Anishinaabe storyteller bares his soul at Thunder Bay book launch
By Rick Garrick
THUNDER BAY — Injichaag: My Soul in Story, Anishinaabe Poetics in Art and Words author, Rene Meshake, appreciated a challenge from the audience to produce an opera during a Nov. 8 book launch at Lakehead University. Meshake and Injichaag: My Soul in Story, Anishinaabe Poetics in Art and Words contributor Kim Anderson performed music and read from the book during the book launch at The Study Coffeehouse.
“That challenge really got me — in two years, I’ve got to produce an opera or a musical in Anishinaabemowin,” says Meshake, an Anishinaabe artist, storyteller, author and flute player whose parents were from Long Lake #58 and Aroland, both located northeast of Thunder Bay. “So I’ve got to deliver that — it gave me that kind of challenge when they all said go for it.”
The book shares Meshake’s life story using stories, poetry and Anishinaabemowin word bundles.
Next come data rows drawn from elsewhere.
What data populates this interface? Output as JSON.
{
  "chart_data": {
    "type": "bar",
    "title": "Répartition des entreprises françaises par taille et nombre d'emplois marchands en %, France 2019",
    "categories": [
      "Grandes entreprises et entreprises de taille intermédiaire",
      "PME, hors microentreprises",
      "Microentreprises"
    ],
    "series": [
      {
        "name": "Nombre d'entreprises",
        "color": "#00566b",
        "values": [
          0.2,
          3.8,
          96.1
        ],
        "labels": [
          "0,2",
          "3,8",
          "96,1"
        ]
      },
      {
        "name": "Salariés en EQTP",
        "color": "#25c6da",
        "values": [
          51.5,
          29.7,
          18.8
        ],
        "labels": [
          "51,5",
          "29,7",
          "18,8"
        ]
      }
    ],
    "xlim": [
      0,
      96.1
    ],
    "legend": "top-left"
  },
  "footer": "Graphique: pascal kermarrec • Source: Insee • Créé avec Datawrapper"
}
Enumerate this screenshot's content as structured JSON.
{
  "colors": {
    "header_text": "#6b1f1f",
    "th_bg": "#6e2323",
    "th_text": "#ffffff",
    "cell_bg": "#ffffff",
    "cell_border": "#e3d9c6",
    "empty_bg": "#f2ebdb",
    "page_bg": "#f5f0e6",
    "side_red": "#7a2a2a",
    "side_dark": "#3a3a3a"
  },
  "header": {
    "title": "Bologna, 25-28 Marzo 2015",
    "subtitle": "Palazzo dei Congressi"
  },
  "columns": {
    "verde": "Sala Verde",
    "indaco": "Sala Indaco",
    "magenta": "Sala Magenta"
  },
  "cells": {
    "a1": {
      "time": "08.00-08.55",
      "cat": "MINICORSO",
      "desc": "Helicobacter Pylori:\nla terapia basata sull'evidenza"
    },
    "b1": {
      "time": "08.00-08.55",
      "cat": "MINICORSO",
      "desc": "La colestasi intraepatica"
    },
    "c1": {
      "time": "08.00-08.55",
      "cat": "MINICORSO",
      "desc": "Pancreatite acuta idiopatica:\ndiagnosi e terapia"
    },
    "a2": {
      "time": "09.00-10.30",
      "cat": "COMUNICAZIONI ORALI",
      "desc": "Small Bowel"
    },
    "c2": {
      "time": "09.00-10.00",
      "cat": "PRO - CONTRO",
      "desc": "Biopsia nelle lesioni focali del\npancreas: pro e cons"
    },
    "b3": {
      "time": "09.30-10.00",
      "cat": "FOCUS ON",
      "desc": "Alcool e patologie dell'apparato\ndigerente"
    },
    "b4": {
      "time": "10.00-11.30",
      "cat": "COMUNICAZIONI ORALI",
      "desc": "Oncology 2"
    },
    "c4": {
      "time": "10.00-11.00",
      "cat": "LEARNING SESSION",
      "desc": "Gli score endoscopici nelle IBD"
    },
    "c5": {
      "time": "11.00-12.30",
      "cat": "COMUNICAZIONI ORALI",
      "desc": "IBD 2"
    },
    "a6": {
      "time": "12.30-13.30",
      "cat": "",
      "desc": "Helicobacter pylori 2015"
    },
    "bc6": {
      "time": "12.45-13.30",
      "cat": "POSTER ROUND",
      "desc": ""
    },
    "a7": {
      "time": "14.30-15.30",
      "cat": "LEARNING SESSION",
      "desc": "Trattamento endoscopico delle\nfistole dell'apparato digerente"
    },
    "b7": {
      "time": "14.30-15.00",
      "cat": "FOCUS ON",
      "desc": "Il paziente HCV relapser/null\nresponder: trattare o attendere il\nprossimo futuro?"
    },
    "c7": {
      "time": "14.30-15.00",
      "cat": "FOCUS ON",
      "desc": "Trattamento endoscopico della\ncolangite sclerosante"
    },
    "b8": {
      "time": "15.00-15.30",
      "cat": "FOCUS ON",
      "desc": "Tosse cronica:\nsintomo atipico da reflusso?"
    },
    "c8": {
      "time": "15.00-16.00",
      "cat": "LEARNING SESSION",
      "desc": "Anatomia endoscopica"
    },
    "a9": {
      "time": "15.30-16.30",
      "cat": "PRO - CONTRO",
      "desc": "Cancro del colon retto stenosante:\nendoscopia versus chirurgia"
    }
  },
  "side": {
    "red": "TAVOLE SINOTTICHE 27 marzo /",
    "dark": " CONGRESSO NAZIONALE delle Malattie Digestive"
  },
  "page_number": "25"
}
It is organized thematically around a series of his paintings and provides a glimpse of traditional Anishinabek life ways and worldview.
“The main thing I wanted to do was give a witness or a testimony of what God can do [for] a homeless guy like I was, homeless and broken from the Indian residential school,” Meshake says. “I ended up homeless in Toronto but after some sobriety this book came together — I’m about 27 years sober now — to let the young people know, of all ages, of all cultures, that there is hope.”
Meshake enjoyed performing on the flute while Anderson read from the book during the book launch.
“We never know what kind of stories to tell but we just roll with it,” Meshake says. “It kind of grows organic and it becomes spiritual. We never tried that before. So that is development — creativity is what is the most important to me. It keeps the story alive.”
Anderson, a Cree/Métis author, editor, educator, Canada Research Chair in Indigenous Relationships and associate professor at the University of Guelph, says she has worked with Meshake on a variety of projects about oral history over the years.
“So I’ve been interviewing him for years and years and [I’m] just really captured by his stories and his storytelling,” Anderson says. “I just wanted to work more with him around pulling his stories and all the types of work that he does together in a book.”
Anderson says that she loves the work in the book, which was published by the University of Manitoba Press on Oct. 11.
“Even though I’ve worked on it and worked on it, every time I open it up or read different pieces from it, I gain so much,” Anderson says. “And I think it’s because the stories have a real depth to them that each time you go back you can discover something else, so that’s really been a blessing to me.”
Lana Ray, a Red Rock Indian Band citizen and Lakehead University assistant professor who organized the book launch, says it was important to hold the book launch in Thunder Bay because it is in Meshake’s home territory.
“A lot of what he is offering in terms of his book is related to personal experiences [and] stories about place,” Ray says. “So they are really specific and important to the people who are from this area too.”
Ray says the audience “really enjoyed” the performances and readings by Meshake and Anderson.
“I can only talk from my experience — I felt it so it spoke to me, not just intellectually, it touched my heart,” Ray says. “I learned a lot from it.”